A self-help group of women farmers is defying the effects of climate change and making a steady income by growing drought-resistant sorghum on contract for a national brewery.
On a recent Thursday morning in Tunyai village, Tharaka Nithi County, about 110 miles (180km) east of Nairobi, a group of women farmers sat under a tree, notebooks and pens in hands, listening to an instructor discussing soil conservation and contract farming.
The Muchore Mutethia self-help group, whose name loosely translates as “a friend that helps,” started in 2004, farming green grams (mung beans), millet, sorghum and pigeon peas. They used to struggle to keep up their crop yields through cycles of drought and often lost much of their profit to middlemen.
But since 2015, the women of Muchore Mutethia have found a way to beat the effects of climate change and get a guaranteed income. They now farm mainly sorghum and sell it to only one buyer: East African Breweries Limited (EABL), the largest malt beer manufacturer in the region.
Sorghum is a staple crop for many low-income households in Kenya, and a raw material in the food, animal feed and brewing sectors. Selling to EABL used to be a reliable source of income for many farmers, until September 2013, when the government introduced a high excise duty on beer made from sorghum, millet or cassava. Production went down, as did demand, leaving sorghum farmers with little choice but to sell to brokers at much lower prices.
The excise duty was repealed two years later, and EABL again started working with contract farmers. But the company required 500 metric tons of sorghum every year, which locked out smaller farmers.
Then, in 2015, the United Nations Food and Agriculture Organization (FAO) came to Tharaka Nithi County to conduct a mentorship program in agribusiness, funded by the European Union. Among other lessons, farmers were taught how to improve the acreage they allocated to sorghum production and how to get the best deals through contract farming. Ten farming groups, including the women of Muchore Mutethia, decided to join together to form Tegemeo Cereal Enterprise Limited, an umbrella group that was big enough to meet EABL’s sorghum requirements. Using the negotiating skills they had learned during the FAO sessions, Tegemeo signed a contract directly with the brewery, cutting out the brokers.
“We joined together to achieve the [required] tonnage, with each group delivering its own capacity to Tegemeo, which collects from all the groups and delivers to EABL,” says Martha Nturi, 40, chairwoman of the Muchore Mutethia group. “This gives us a chance to understand when the market dynamics change.”

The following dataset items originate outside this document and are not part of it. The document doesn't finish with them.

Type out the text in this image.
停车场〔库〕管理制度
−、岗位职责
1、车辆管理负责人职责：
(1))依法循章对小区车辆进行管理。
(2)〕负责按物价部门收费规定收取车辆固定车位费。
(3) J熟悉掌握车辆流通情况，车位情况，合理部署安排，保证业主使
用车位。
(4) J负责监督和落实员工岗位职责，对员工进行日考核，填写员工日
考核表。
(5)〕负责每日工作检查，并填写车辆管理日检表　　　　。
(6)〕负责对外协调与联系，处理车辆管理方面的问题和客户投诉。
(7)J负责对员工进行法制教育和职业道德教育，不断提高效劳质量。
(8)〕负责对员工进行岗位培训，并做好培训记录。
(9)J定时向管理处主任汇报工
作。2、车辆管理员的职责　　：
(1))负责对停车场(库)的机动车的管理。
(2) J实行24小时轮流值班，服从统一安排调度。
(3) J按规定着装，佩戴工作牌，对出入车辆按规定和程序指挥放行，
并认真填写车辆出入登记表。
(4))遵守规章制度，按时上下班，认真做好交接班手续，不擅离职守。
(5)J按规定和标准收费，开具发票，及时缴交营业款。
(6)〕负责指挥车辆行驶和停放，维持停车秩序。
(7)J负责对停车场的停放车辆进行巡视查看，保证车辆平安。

But before the women could seal a deal with the brewing company, they had to get the men of the village to agree. Women account for 60–80 percent of smallholder farmers, according to Farming First, the global coalition for sustainable agricultural development. But few women farmers have rights to the land they farm, meaning men make most of the decisions on what to grow.
“It was a challenge as men own and subdivide the land,” says Nturi. “Men prefer planting green grams as it’s easier to thresh compared to sorghum.” And the men were not comfortable with the idea of contract farming, which takes away the choice of where to sell your produce and at what price.
The men were eventually convinced when they realized that contracting to EABL would be better for their farms. The umbrella group Tegemeo would buy fertilizer, pesticides and high-yielding seeds in bulk, then supply the farming groups with whatever they needed at the start of the season. The farmers would pay back Tegemeo with the profits they made selling to EABL. “That was a strategy good enough to win over many men,” Nturi says.
With an assured market, the Muchore Mutethia group encouraged each member to dedicate at least 2 acres (0.8 hectares) of land to sorghum production. It has agreed to deliver 25 tons of sorghum to EABL per year, for a guaranteed price of 28 Kenyan shillings ($0.27) per kilogram. Each member is designated a specific amount they have to produce, based on how many acres they’re farming. If they sell outside of the group, members face a fine of 500 Kenyan shillings ($5) and expulsion.
With farmers devoting more land to sorghum, which is drought resistant, and getting a more regular, guaranteed income, the county as a whole is benefiting from increases in food security and household income.
“Contract farming has improved economies and nutrition at the household level,” says Ambrose Ng’etich, the FAO Tharaka Nithi County program officer, who adds that more than 3,500 farmers in the area have directly benefited from contract farming. “Farmers are not only able to meet basic needs like school fees, provide food and improve standards of living, but can also pay taxes to their county governments, hence increasing revenue collection to the county.”
Nturi smiles when she mentions that the level of school dropout in her village is decreasing as more parents can afford school fees. Even alcohol consumption, which used to be high among the village men, is dropping, she says.
“Having the group overcome the fear of contracting, especially with a tradition of exchanging cash and commodity, has been a journey,” Nturi says. “But we have learned that food security is about having money in your pocket and having the power to purchase food for your family whenever you need it.”